India says watered down climate text likely in Italy

Other News Materials 5 July 2009 13:45 (UTC +04:00)

A meeting of a 17-country group of the world's worst polluters in Italy this week will likely agree on a token joint declaration because President Obama will be chairing, Indian officials said on Sunday. The 17-member Major Economies Forum (MEF) is trying to agree on a climate plan on the sidelines of a G8 summit in Italy [nL286410]. A substantive pact would go a long way in defining a new U.N. climate treaty due to be agreed in Copenhagen in December, Reuters reported.

The MEF members, who discussed a draft text in Mexico last month, account for 80 percent of global emissions.

Officials said persistent differences, particularly over the size of reductions in carbon emissions and the base year for comparisons, might scupper efforts to agree a joint declaration and result instead in a chairman's summary of countries' views [nL3655179].

However, a top Indian climate official said: "A chair's summary would have been seen as a failure, and given that President Obama is chairing the MEF meeting there is going to be a political declaration."

"Whether it is going to be a meaningless or meaningful document is left to the reader's judgment."

Leaders of MEF nations are due to meet on Thursday, July 9 on the sidelines of the G8 summit. But climate officials are holding urgent negotiations on Tuesday to agree on the MEF declaration.

The current draft statement, discussed at talks in Mexico last month, omits a base year for emission comparisons and there is disagreement over language and nuances on long-term goals, Indian diplomats said.

Developing countries, including India, would like a base year of 1990 because this would force rich nations to cut back their emissions more sharply, leaving developing nations more carbon space to expand their economies. But wealthy nations, such as Japan, are pushing for a more recent base year.

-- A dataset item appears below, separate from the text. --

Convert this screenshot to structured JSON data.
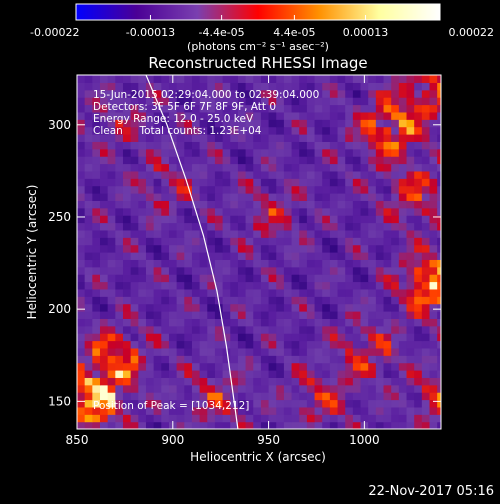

The final MEF communique, however, is unlikely to mention any key figure to avoid upsetting countries such as India, which says mentioning any figure or target now would be prejudging the outcome of negotiations for a new U.N. pact in Copenhagen.

"India feels that the declaration will aim to demonstrate the political intent of the major economies to arrive at a consensus for having a robust agreed outcome at Copenhagen," Dinesh Patnaik, a top Indian climate official, told Reuters before leaving for Italy for Tuesday's negotiations.

Developing countries want their industrial counterparts to reduce emissions by up to 40 percent below 1990 levels by 2020, while rich nations want developing states to commit to boosting their economies in an environmentally friendly way.

The MEF proposal says major economies are to consider setting a goal of halving greenhouse gas emissions by 2050, a target developing nations say leaves them less room to grow.

"Prospects of any substantial agreement is poor," said former India foreign secretary Kanwal Sibal. "The debate will continue."